We have introduced a special command named “GetPilotVersion” that you should use, and possibly extend, in case you want to send/start pilots that don’t know beforehand the (VO)DIRAC version they are going to install. In this case, you have to provide a json file freely accessible that contains the pilot version. This is tipically the case for VMs in IAAS and IAAC.

The files to consider are in https://github.com/DIRACGrid/Pilot

The main file in which you should look is dirac-pilot.py that also contains a good explanation on how the system works.

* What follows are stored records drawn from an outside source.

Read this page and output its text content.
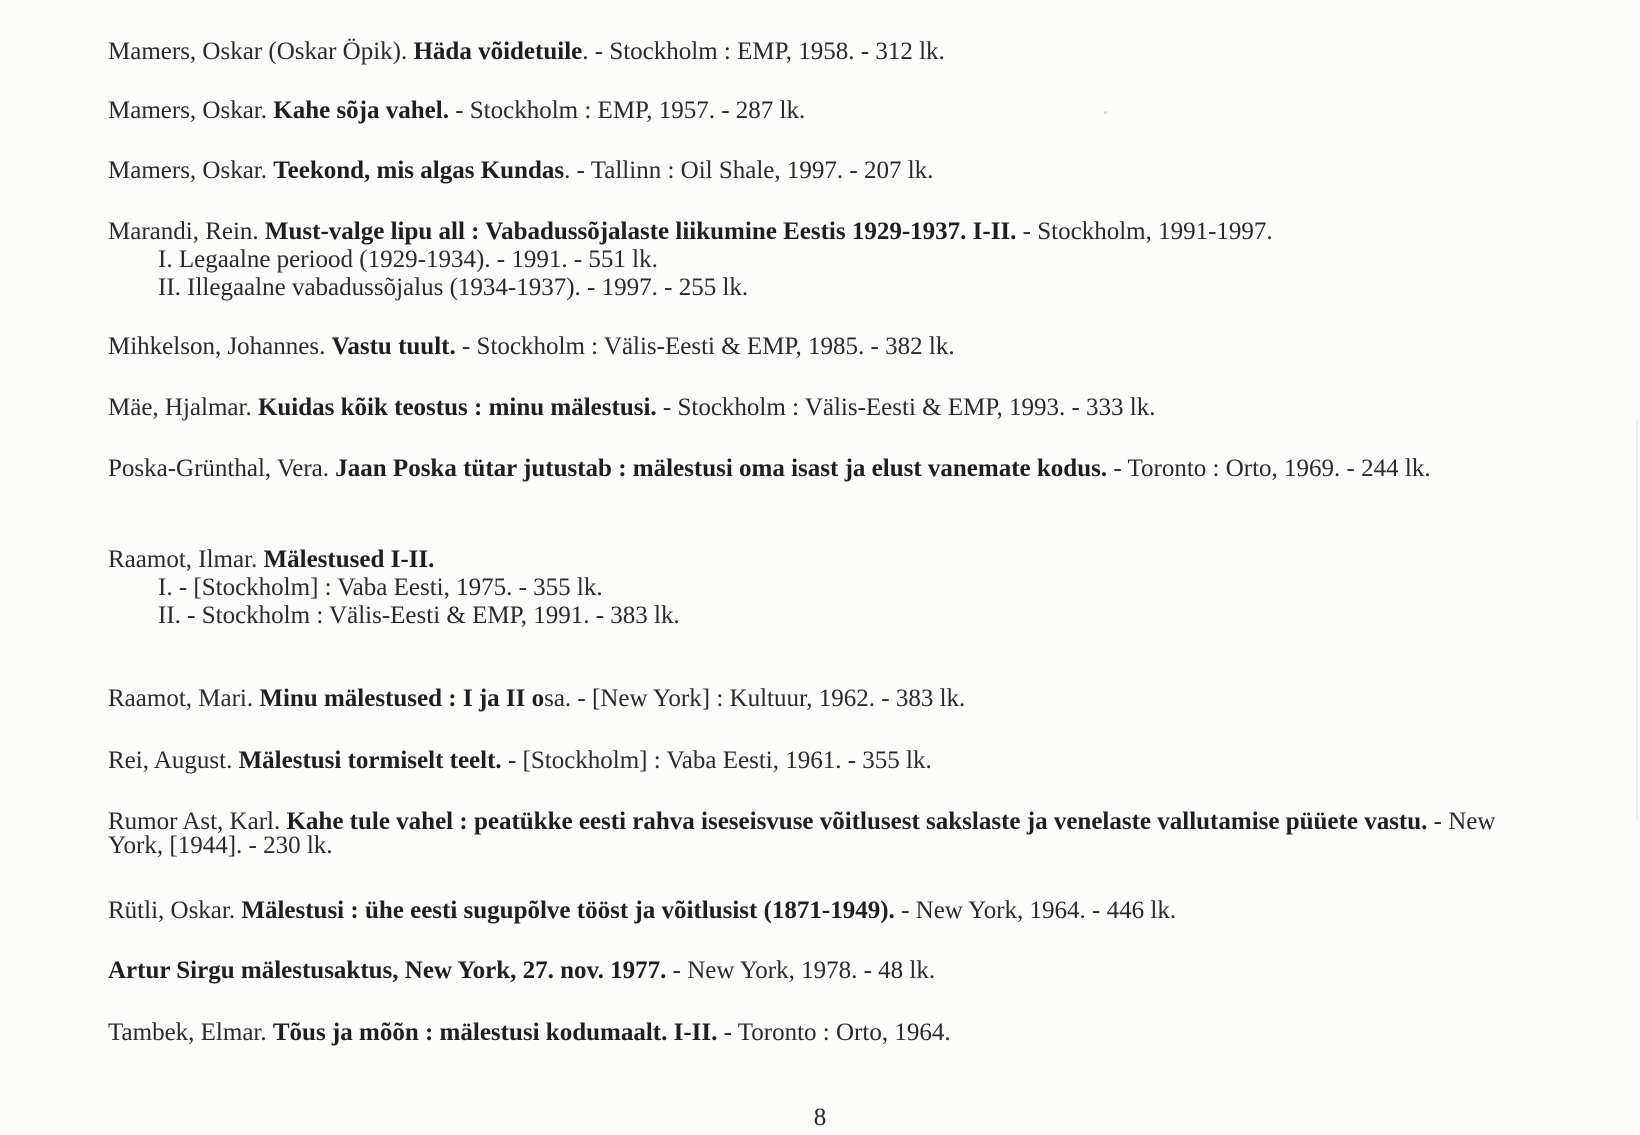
Mamers, Oskar (Oskar Öpik). Häda võidetuile. - Stockholm : EMP, 1958. - 312 lk.
Mamers, Oskar. Kahe sõja vahel. - Stockholm : EMP, 1957. - 287 lk.
Mamers, Oskar. Teekond, mis algas Kundas. - Tallinn : Oil Shale, 1997. - 207 lk.
Marandi, Rein. Must-valge lipu all : Vabadussõjalaste liikumine Eestis 1929-1937. I-II. - Stockholm, 1991-1997.
I. Legaalne periood (1929-1934). - 1991. - 551 lk.
II. Illegaalne vabadussõjalus (1934-1937). - 1997. - 255 lk.
Mihkelson, Johannes. Vastu tuult. - Stockholm : Välis-Eesti & EMP, 1985. - 382 lk.
Mäe, Hjalmar. Kuidas kõik teostus : minu mälestusi. - Stockholm : Välis-Eesti & EMP, 1993. - 333 lk.
Poska-Grünthal, Vera. Jaan Poska tütar jutustab : mälestusi oma isast ja elust vanemate kodus. - Toronto : Orto, 1969. - 244 lk.
Raamot, Ilmar. Mälestused I-II.
I. - [Stockholm] : Vaba Eesti, 1975. - 355 lk.
II. - Stockholm : Välis-Eesti & EMP, 1991. - 383 lk.
Raamot, Mari. Minu mälestused : I ja II osa. - [New York] : Kultuur, 1962. - 383 lk.
Rei, August. Mälestusi tormiselt teelt. - [Stockholm] : Vaba Eesti, 1961. - 355 lk.
Rumor Ast, Karl. Kahe tule vahel : peatükke eesti rahva iseseisvuse võitlusest sakslaste ja venelaste vallutamise püüete vastu. - New York, [1944]. - 230 lk.
Rütli, Oskar. Mälestusi : ühe eesti sugupõlve tööst ja võitlusist (1871-1949). - New York, 1964. - 446 lk.
Artur Sirgu mälestusaktus, New York, 27. nov. 1977. - New York, 1978. - 48 lk.
Tambek, Elmar. Tõus ja mõõn : mälestusi kodumaalt. I-II. - Toronto : Orto, 1964.
8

You have to provide in this case a pilot wrapper script (which can be written in bash, for example) that will start your pilot script with the proper environment. If you are on a cloud site, often contextualization of your virtual machine is done by supplying a script like the following: https://github.com/DIRACGrid/Pilot/blob/master/Pilot/user_data_vm

A simpler example using the LHCbPilot extension follows:

#!/bin/sh
#
# Runs as dirac. Sets up to run dirac-pilot.py
#

date --utc +"%Y-%m-%d %H:%M:%S %Z vm-pilot Start vm-pilot"

for i in "$@"
do
case $i in
    --dirac-site=*)
    DIRAC_SITE="${i#*=}"
    shift
    ;;
    --lhcb-setup=*)
    LHCBDIRAC_SETUP="${i#*=}"
    shift
    ;;
    --ce-name=*)
    CE_NAME="${i#*=}"
    shift
    ;;
    --vm-uuid=*)
    VM_UUID="${i#*=}"
    shift
    ;;
    --vmtype=*)
    VMTYPE="${i#*=}"
    shift
    ;;
    *)
    # unknown option
    ;;
esac
done

# Default if not given explicitly
LHCBDIRAC_SETUP=${LHCBDIRAC_SETUP:-LHCb-Production}

# JOB_ID is used by when reporting LocalJobID by DIRAC watchdog
#export JOB_ID="$VMTYPE:$VM_UUID"

# We might be running from cvmfs or from /var/spool/checkout
export CONTEXTDIR=`readlink -f \`dirname $0\``

export TMPDIR=/scratch/
export EDG_WL_SCRATCH=$TMPDIR

# Needed to find software area
export VO_LHCB_SW_DIR=/cvmfs/lhcb.cern.ch

# Clear it to avoid problems ( be careful if there is more than one agent ! )
rm -rf /tmp/area/*

# URLs where to get scripts, that for Pilot3 are copied over to your WebPortal, e.g. like:
DIRAC_INSTALL='https://lhcb-portal-dirac.cern.ch/pilot/dirac-install.py'
DIRAC_PILOT='https://lhcb-portal-dirac.cern.ch/pilot/dirac-pilot.py'
DIRAC_PILOT_TOOLS='https://lhcb-portal-dirac.cern.ch/pilot/pilotTools.py'
DIRAC_PILOT_COMMANDS='https://lhcb-portal-dirac.cern.ch/pilot/pilotCommands.py'
DIRAC_PILOT_LOGGER='https://lhcb-portal-dirac.cern.ch/pilot/PilotLogger.py'
DIRAC_PILOT_LOGGERTOOLS='https://lhcb-portal-dirac.cern.ch/pilot/PilotLoggerTools.py'
DIRAC_PILOT_MESSAGESENDER='https://lhcb-portal-dirac.cern.ch/pilot/MessageSender.py'
LHCbDIRAC_PILOT_COMMANDS='https://lhcb-portal-dirac.cern.ch/pilot/LHCbPilotCommands.py'

#
##get the necessary scripts
wget --no-check-certificate -O dirac-install.py $DIRAC_INSTALL
wget --no-check-certificate -O dirac-pilot.py $DIRAC_PILOT
wget --no-check-certificate -O pilotTools.py $DIRAC_PILOT_TOOLS
wget --no-check-certificate -O pilotCommands.py $DIRAC_PILOT_COMMANDS
wget --no-check-certificate -O PilotLogger.py $DIRAC_PILOT_LOGGER
wget --no-check-certificate -O PilotLoggerTools.py $DIRAC_PILOT_LOGGERTOOLS
wget --no-check-certificate -O MessageSender.py $DIRAC_PILOT_MESSAGESENDER
wget --no-check-certificate -O LHCbPilotCommands.py $LHCbDIRAC_PILOT_COMMANDS

#run the dirac-pilot script
python dirac-pilot.py \
 --setup $LHCBDIRAC_SETUP \
 --project LHCb \
 --Name "$CE_NAME" \
 --name "$1" \
 --cert \
 --certLocation=/scratch/dirac/etc/grid-security \